Removing line breaks between 2 different character sequences


I'm editing a csv file which contains hidden line breaks. When I apply the following php script, the line breaks are successfully removed from the entire file.

$csvFileNew = str_replace(array("\r", "\n"), '', $csvFileOld);

But I only want to remove these line breaks from within certain sections of the file - between all occurrences of the following (enclosed in single quotes):

$start = ',""';
$end = '",';

My current script looks like this:

$csvFileOld = "pre text appears here....,\"\"key words appear here\"\",....post text appears here";
//line break always appears between the final 2 quotation marks

$csvFileNew = preg_replace_callback('`,""([^"]*)",`', function($matches)
    {
        return str_replace(array("\r", "\n"), '', $matches[1]);

    },$csvFileOld);

Unfortunately, this script doesn't remove the line break - I'm assuming the regex I've used doesn't grab enough.
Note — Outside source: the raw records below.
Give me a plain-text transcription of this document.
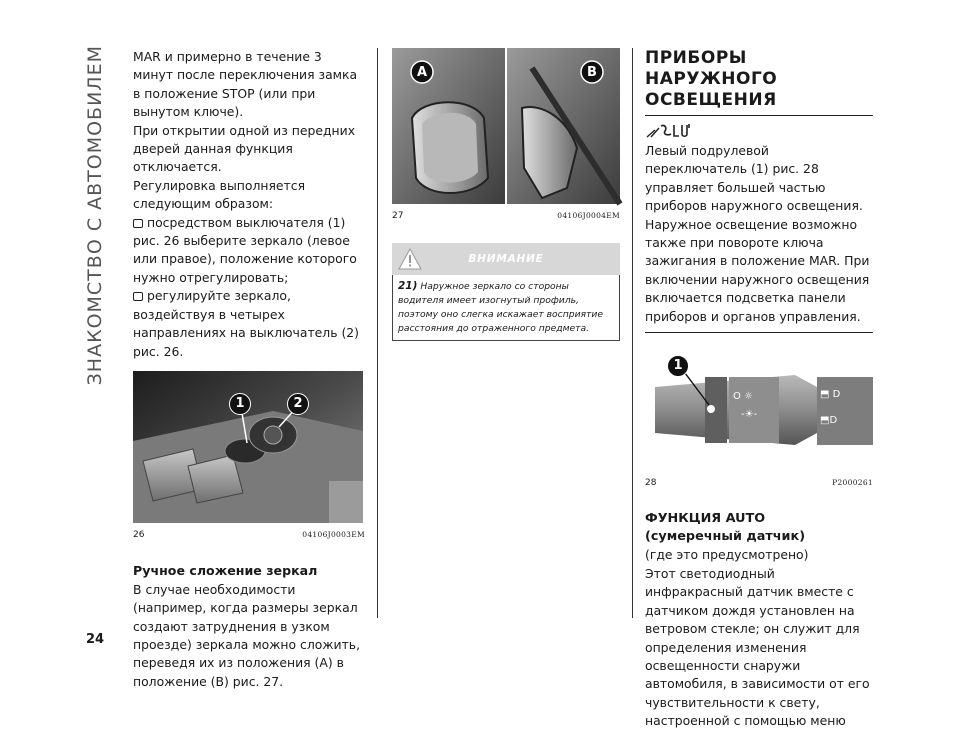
ЗНАКОМСТВО С АВТОМОБИЛЕМ
24

MAR и примерно в течение 3 минут после переключения замка в положение STOP (или при вынутом ключе).

При открытии одной из передних дверей данная функция отключается.

Регулировка выполняется следующим образом:

посредством выключателя (1) рис. 26 выберите зеркало (левое или правое), положение которого нужно отрегулировать;

регулируйте зеркало, воздействуя в четырех направлениях на выключатель (2) рис. 26.

1	2
26	04106J0003EM

Ручное сложение зеркал

В случае необходимости (например, когда размеры зеркал создают затруднения в узком проезде) зеркала можно сложить, переведя их из положения (A) в положение (B) рис. 27.

A	B
27	04106J0004EM
ВНИМАНИЕ
21) Наружное зеркало со стороны водителя имеет изогнутый профиль, поэтому оно слегка искажает восприятие расстояния до отраженного предмета.
ПРИБОРЫ НАРУЖНОГО
ОСВЕЩЕНИЯ

Левый подрулевой переключатель (1) рис. 28 управляет большей частью приборов наружного освещения.

Наружное освещение возможно также при повороте ключа зажигания в положение MAR. При включении наружного освещения включается подсветка панели приборов и органов управления.

O ☼
-☀-
⬒ D
⬒D
1
28	P2000261
ФУНКЦИЯ AUTO
(сумеречный датчик)

(где это предусмотрено)

Этот светодиодный инфракрасный датчик вместе с датчиком дождя установлен на ветровом стекле; он служит для определения изменения освещенности снаружи автомобиля, в зависимости от его чувствительности к свету, настроенной с помощью меню
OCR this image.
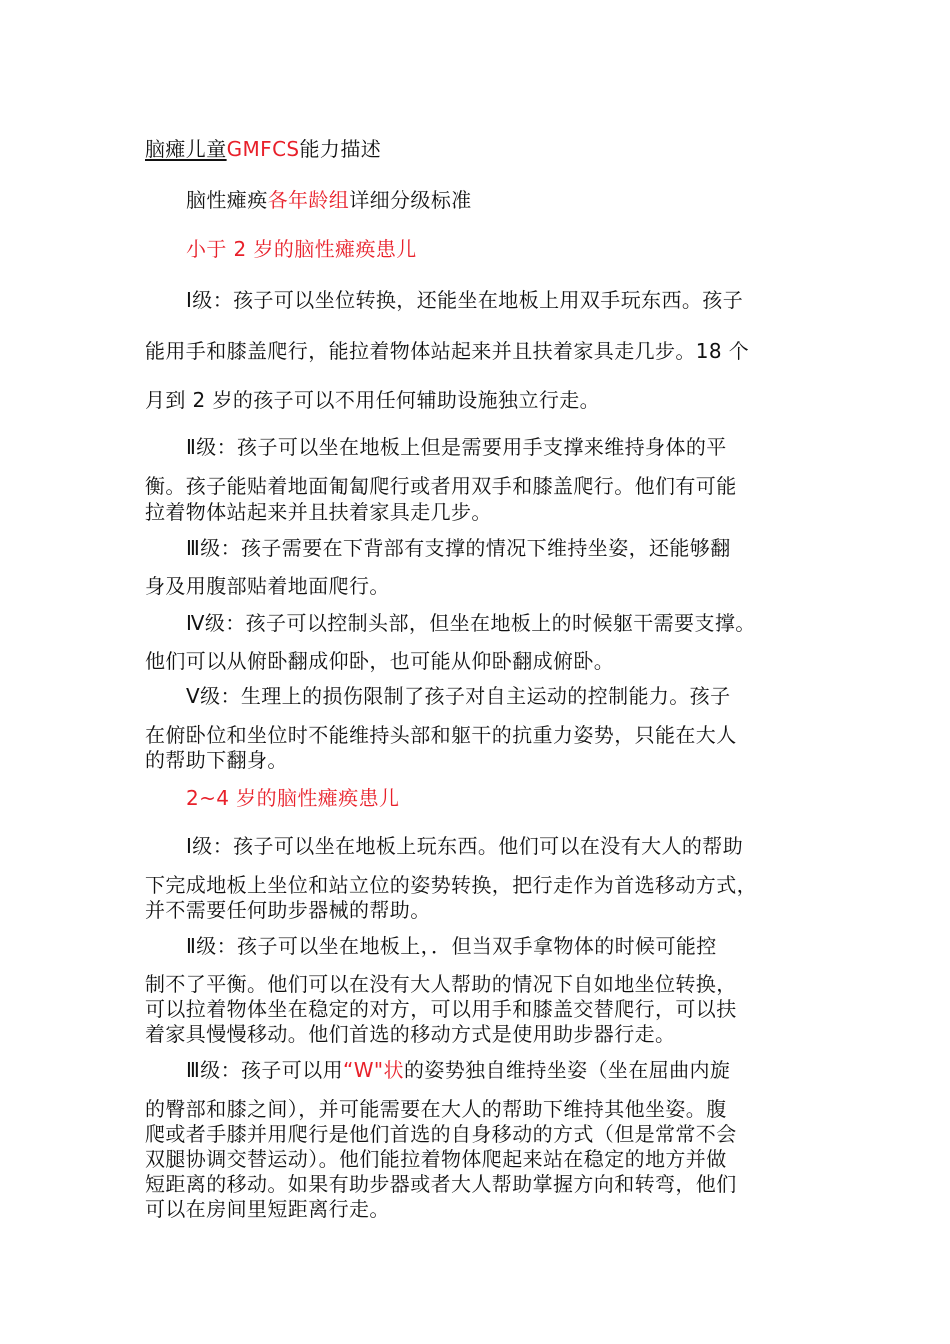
脑瘫儿童GMFCS能力描述
脑性瘫痪各年龄组详细分级标准
小于 2 岁的脑性瘫痪患儿
Ⅰ级：孩子可以坐位转换，还能坐在地板上用双手玩东西。孩子
能用手和膝盖爬行，能拉着物体站起来并且扶着家具走几步。18 个
月到 2 岁的孩子可以不用任何辅助设施独立行走。
Ⅱ级：孩子可以坐在地板上但是需要用手支撑来维持身体的平
衡。孩子能贴着地面匍匐爬行或者用双手和膝盖爬行。他们有可能
拉着物体站起来并且扶着家具走几步。
Ⅲ级：孩子需要在下背部有支撑的情况下维持坐姿，还能够翻
身及用腹部贴着地面爬行。
Ⅳ级：孩子可以控制头部，但坐在地板上的时候躯干需要支撑。
他们可以从俯卧翻成仰卧，也可能从仰卧翻成俯卧。
Ⅴ级：生理上的损伤限制了孩子对自主运动的控制能力。孩子
在俯卧位和坐位时不能维持头部和躯干的抗重力姿势，只能在大人
的帮助下翻身。
2~4 岁的脑性瘫痪患儿
Ⅰ级：孩子可以坐在地板上玩东西。他们可以在没有大人的帮助
下完成地板上坐位和站立位的姿势转换，把行走作为首选移动方式，
并不需要任何助步器械的帮助。
Ⅱ级：孩子可以坐在地板上，．但当双手拿物体的时候可能控
制不了平衡。他们可以在没有大人帮助的情况下自如地坐位转换，
可以拉着物体坐在稳定的对方，可以用手和膝盖交替爬行，可以扶
着家具慢慢移动。他们首选的移动方式是使用助步器行走。
Ⅲ级：孩子可以用“W"状的姿势独自维持坐姿（坐在屈曲内旋
的臀部和膝之间），并可能需要在大人的帮助下维持其他坐姿。腹
爬或者手膝并用爬行是他们首选的自身移动的方式（但是常常不会
双腿协调交替运动）。他们能拉着物体爬起来站在稳定的地方并做
短距离的移动。如果有助步器或者大人帮助掌握方向和转弯，他们
可以在房间里短距离行走。
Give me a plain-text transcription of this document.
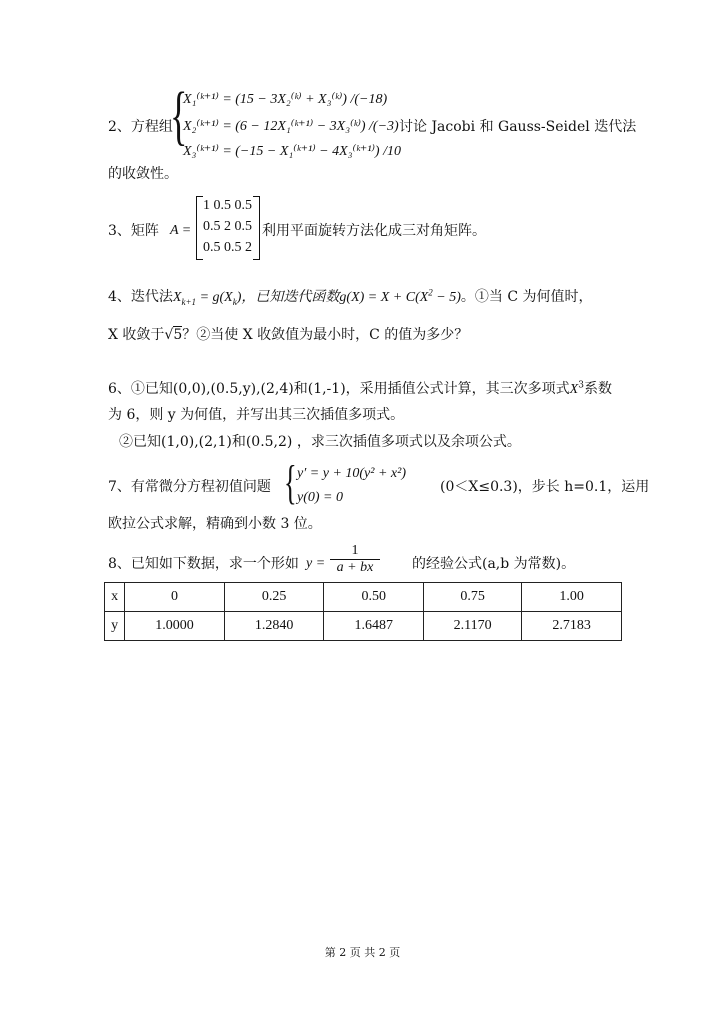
2、方程组
{
X₁⁽ᵏ⁺¹⁾ = (15 − 3X₂⁽ᵏ⁾ + X₃⁽ᵏ⁾) /(−18)
X₂⁽ᵏ⁺¹⁾ = (6 − 12X₁⁽ᵏ⁺¹⁾ − 3X₃⁽ᵏ⁾) /(−3) 讨论 Jacobi 和 Gauss-Seidel 迭代法
X₃⁽ᵏ⁺¹⁾ = (−15 − X₁⁽ᵏ⁺¹⁾ − 4X₃⁽ᵏ⁺¹⁾) /10
的收敛性。
3、矩阵 A =
1 0.5 0.5
0.5 2 0.5
0.5 0.5 2
利用平面旋转方法化成三对角矩阵。
4、迭代法$X_{k+1} = g(X_k)$，已知迭代函数$g(X) = X + C(X^2 - 5)$。①当 C 为何值时，
X 收敛于√5？②当使 X 收敛值为最小时，C 的值为多少？
6、①已知(0,0),(0.5,y),(2,4)和(1,-1)，采用插值公式计算，其三次多项式$X^3$系数
为 6，则 y 为何值，并写出其三次插值多项式。
②已知(1,0),(2,1)和(0.5,2) ，求三次插值多项式以及余项公式。
7、有常微分方程初值问题 { y′ = y + 10(y² + x²)
y(0) = 0
(0＜X≤0.3)，步长 h=0.1，运用
欧拉公式求解，精确到小数 3 位。
8、已知如下数据，求一个形如 $y = \frac{1}{a + bx}$ 的经验公式(a,b 为常数)。
x	0	0.25	0.50	0.75	1.00
y	1.0000	1.2840	1.6487	2.1170	2.7183
第 2 页 共 2 页
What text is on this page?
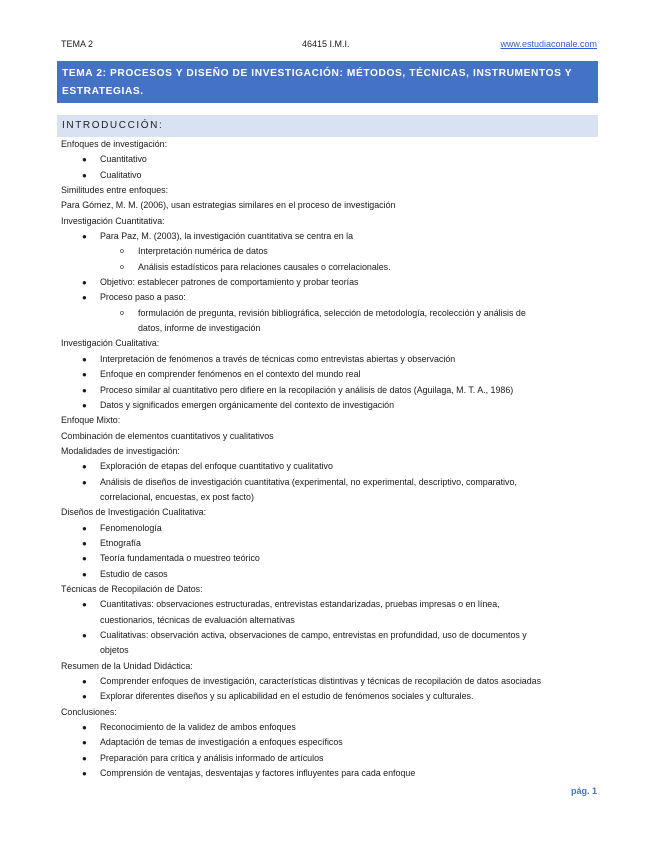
TEMA 2	46415 I.M.I.	www.estudiaconale.com
TEMA 2: PROCESOS Y DISEÑO DE INVESTIGACIÓN: MÉTODOS, TÉCNICAS, INSTRUMENTOS Y ESTRATEGIAS.
INTRODUCCIÓN:
Enfoques de investigación:
● Cuantitativo
● Cualitativo
Similitudes entre enfoques:
Para Gómez, M. M. (2006), usan estrategias similares en el proceso de investigación
Investigación Cuantitativa:
● Para Paz, M. (2003), la investigación cuantitativa se centra en la
o Interpretación numérica de datos
o Análisis estadísticos para relaciones causales o correlacionales.
● Objetivo: establecer patrones de comportamiento y probar teorías
● Proceso paso a paso:
o formulación de pregunta, revisión bibliográfica, selección de metodología, recolección y análisis de
datos, informe de investigación
Investigación Cualitativa:
● Interpretación de fenómenos a través de técnicas como entrevistas abiertas y observación
● Enfoque en comprender fenómenos en el contexto del mundo real
● Proceso similar al cuantitativo pero difiere en la recopilación y análisis de datos (Aguilaga, M. T. A., 1986)
● Datos y significados emergen orgánicamente del contexto de investigación
Enfoque Mixto:
Combinación de elementos cuantitativos y cualitativos
Modalidades de investigación:
● Exploración de etapas del enfoque cuantitativo y cualitativo
● Análisis de diseños de investigación cuantitativa (experimental, no experimental, descriptivo, comparativo,
correlacional, encuestas, ex post facto)
Diseños de Investigación Cualitativa:
● Fenomenología
● Etnografía
● Teoría fundamentada o muestreo teórico
● Estudio de casos
Técnicas de Recopilación de Datos:
● Cuantitativas: observaciones estructuradas, entrevistas estandarizadas, pruebas impresas o en línea,
cuestionarios, técnicas de evaluación alternativas
● Cualitativas: observación activa, observaciones de campo, entrevistas en profundidad, uso de documentos y
objetos
Resumen de la Unidad Didáctica:
● Comprender enfoques de investigación, características distintivas y técnicas de recopilación de datos asociadas
● Explorar diferentes diseños y su aplicabilidad en el estudio de fenómenos sociales y culturales.
Conclusiones:
● Reconocimiento de la validez de ambos enfoques
● Adaptación de temas de investigación a enfoques específicos
● Preparación para crítica y análisis informado de artículos
● Comprensión de ventajas, desventajas y factores influyentes para cada enfoque
pág. 1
Can anyone suggest an elegant solution?

I know it won't be possible for answers to include a working example because of the line break, however I'm really just after a solution which grabs the correct content between the delimiters.


Solution

  • Your can use

    <?php
    
    $csvFileOld = "pre text appears here....,\"\"key\n\n words\r\n appear\r\n here\"\",....post text appears here";
    //line break always appears between the final 2 quotation marks
    
    $csvFileNew = preg_replace_callback('`,""(.*?)",`s', function($matches)
    {
        return str_replace(array("\r", "\n"), '', $matches[1]);
    },$csvFileOld);
    echo $csvFileNew;
    

    See the PHP demo.

    The ,""(.*?)", regex now matches from ,"" till the first occurrence of ", substring.

    The s flag is added to allow dots to match across lines.